Thursday, June 30, 2022

 

“WELL, at least she’s honest!” chuckled Judge Zaiden, after the teenage tearaway he asked to stop smoking weed told him: “I’ll cut down”.

The 16-year-old, who has been in care for the last two years because both parents are in jail, was accompanied to court by two social workers, was also complimented by Judge Zaidan for recently completing her Junior Certificate.

“How did you do?” he asked the girl in Naas District Court/

“Not too bad,” she replied.

“Well done,” said the judge.

The court heard how she was the eldest of a big family, but that all her siblings are also in care.

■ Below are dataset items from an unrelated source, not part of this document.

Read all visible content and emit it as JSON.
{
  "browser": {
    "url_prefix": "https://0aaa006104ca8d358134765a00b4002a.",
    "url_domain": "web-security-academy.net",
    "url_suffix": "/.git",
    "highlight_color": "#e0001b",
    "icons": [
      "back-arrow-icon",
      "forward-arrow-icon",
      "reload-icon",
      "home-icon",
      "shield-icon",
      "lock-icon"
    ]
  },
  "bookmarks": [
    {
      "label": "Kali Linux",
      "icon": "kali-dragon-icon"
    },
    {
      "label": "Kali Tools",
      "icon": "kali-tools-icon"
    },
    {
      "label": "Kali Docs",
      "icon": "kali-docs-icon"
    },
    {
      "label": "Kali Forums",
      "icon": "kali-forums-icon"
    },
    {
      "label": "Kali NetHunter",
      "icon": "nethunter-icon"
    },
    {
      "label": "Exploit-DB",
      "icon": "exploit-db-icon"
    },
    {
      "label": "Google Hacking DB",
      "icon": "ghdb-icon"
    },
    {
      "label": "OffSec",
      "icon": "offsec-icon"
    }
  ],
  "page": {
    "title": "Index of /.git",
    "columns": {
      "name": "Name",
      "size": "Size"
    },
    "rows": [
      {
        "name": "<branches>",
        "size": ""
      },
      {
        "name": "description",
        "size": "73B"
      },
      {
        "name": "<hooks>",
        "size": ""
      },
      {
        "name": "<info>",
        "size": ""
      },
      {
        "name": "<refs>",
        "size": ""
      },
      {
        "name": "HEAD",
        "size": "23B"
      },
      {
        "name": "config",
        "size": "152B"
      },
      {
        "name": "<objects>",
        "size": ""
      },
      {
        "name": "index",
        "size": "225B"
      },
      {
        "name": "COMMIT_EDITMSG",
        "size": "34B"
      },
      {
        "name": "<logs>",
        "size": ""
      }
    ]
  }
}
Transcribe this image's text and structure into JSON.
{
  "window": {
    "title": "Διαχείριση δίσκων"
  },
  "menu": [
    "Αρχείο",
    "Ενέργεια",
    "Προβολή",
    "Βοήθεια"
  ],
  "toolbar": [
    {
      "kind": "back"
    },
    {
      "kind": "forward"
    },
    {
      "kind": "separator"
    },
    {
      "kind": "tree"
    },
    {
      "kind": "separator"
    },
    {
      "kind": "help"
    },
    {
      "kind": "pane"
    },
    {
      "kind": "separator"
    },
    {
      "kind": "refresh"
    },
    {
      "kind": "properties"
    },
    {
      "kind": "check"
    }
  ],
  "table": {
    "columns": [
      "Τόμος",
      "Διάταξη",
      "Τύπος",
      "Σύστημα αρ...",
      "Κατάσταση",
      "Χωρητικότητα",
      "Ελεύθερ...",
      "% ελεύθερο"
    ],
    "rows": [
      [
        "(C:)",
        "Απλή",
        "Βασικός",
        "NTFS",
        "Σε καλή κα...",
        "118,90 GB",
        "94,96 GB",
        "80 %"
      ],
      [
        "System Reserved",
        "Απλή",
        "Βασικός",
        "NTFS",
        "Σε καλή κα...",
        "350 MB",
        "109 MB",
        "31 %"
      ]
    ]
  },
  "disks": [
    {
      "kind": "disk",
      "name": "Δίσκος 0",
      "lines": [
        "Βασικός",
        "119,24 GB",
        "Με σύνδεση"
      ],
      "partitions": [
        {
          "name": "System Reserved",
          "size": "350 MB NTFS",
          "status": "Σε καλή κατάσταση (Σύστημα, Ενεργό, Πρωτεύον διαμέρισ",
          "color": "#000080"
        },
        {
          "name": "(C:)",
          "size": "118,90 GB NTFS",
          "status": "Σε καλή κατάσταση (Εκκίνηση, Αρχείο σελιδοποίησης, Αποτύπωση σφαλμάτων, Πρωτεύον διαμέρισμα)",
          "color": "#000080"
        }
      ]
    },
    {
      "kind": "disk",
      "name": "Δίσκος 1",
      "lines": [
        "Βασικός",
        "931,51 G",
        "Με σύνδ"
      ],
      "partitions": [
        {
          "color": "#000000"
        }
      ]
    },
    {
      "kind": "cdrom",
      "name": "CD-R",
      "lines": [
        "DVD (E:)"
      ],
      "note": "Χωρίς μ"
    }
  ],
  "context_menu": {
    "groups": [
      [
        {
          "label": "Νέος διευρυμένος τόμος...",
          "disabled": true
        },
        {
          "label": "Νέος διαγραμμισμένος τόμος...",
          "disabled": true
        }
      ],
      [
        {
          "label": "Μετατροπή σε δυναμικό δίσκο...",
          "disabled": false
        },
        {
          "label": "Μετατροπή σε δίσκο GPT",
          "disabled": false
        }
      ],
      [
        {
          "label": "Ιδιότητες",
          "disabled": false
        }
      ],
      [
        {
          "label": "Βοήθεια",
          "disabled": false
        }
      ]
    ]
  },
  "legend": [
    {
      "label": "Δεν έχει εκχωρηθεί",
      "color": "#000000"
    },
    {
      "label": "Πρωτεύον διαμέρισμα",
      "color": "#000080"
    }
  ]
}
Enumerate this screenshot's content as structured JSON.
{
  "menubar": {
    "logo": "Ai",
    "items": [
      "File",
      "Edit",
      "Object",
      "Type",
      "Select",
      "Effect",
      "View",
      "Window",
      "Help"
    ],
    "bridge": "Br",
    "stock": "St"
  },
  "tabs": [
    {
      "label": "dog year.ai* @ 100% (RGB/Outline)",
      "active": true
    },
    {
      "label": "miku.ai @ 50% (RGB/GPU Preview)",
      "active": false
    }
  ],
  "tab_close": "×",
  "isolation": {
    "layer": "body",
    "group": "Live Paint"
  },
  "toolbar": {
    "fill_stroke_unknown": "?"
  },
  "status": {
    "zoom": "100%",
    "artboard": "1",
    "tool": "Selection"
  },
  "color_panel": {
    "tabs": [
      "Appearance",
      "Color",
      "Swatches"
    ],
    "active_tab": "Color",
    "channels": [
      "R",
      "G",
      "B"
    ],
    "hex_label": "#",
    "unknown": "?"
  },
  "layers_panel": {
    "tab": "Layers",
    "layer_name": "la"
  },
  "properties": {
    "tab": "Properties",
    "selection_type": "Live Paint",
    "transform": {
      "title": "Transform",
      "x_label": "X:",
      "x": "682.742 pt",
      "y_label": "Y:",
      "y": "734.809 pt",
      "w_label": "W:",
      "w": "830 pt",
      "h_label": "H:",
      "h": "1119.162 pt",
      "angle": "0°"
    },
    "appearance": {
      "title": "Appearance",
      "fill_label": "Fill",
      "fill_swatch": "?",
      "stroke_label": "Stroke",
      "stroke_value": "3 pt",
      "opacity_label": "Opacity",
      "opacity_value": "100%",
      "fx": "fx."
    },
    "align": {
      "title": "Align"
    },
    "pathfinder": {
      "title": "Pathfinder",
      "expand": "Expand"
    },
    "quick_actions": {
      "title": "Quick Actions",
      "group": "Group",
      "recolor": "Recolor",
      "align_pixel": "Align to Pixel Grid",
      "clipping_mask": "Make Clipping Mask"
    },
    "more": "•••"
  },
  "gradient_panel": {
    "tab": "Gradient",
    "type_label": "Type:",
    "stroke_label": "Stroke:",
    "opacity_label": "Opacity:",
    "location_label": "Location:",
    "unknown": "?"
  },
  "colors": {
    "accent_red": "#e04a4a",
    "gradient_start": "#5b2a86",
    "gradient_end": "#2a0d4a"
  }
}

“She doesn’t get much contact, which is unfair for her,” said her barrister Mark Gibbons.

The girl was in court on four charges of criminal damage at the cre home on a rampage on 20 December, and for a single further incident of damage to a random car in the carpark of Cloverhill Prison.

“She was visiting her father and was upset. She just took it out on the car,” said Mr Gibbons.

With regards to the 21 December, Mr Gibbons explained: “The staff had confiscated her cannabis, and locked it in the safe. She succeeded in getting it back!”

“Threw her toys out of the pram?” asked the judge.

“Yes, judge,” said Garda Teehan.

“Seriously, what hope on earth has this girl to be a normal child?” asked the judge.

“It’s seriously depressing, but I haven’t given up hope for [her],” he said.

“I want to help you control your temper, to stop taking weed, but even for visiting your parents, it must be tough. Has she seen a counsellor?” he asked.

“Yes, judge. She has been in lock-up in Portrane [Co Dublin],” said one of the social workers.

“She hasn’t got a psychiatric illness, and it’s obvious smoking is not helping, but she’s not beyond redemption.

“I know there’s a line between boisterous and offending, but her primary teachers – her mum and dad – have hardly been examples.

“As the oldest, she has to carry the can for the rest of them.

“If you don’t help yourself, you’ll end up like your mum and dad,” he warned.

“What do you see for yourself? He asked.

“College,” she replied.

“Doing the Junior Cert is some experience,” said the judge.

He then heard that the girl had been expelled from school for smoking on the premises.

“The people who give you that are not your friends,” said the judge, before he accepted jurisdiction in the matter, and remanded her on continuing bail until 22 September.

“Any more charges, or a garda objection to bail, and you will find yourself in Oberstown [youth detention],” he warned.

“You can do it, but seriously don’t push me,” he added.

Judge was then told that she has missed to counselling appointments.

“They ask too many personal questions,” the girl complained.

“She is harbouring a lot, but there is a lot inside her soul,” said the judge.

“At some point you’re going to have to trust someone, but hopefully by 22 September you’ll have your results. And leave cannabis alone,” he asked.

“I’ll cut down,” she said, which brought the smile to the judge.

“I have faith in you, that you can do better than your parents,” he concluded.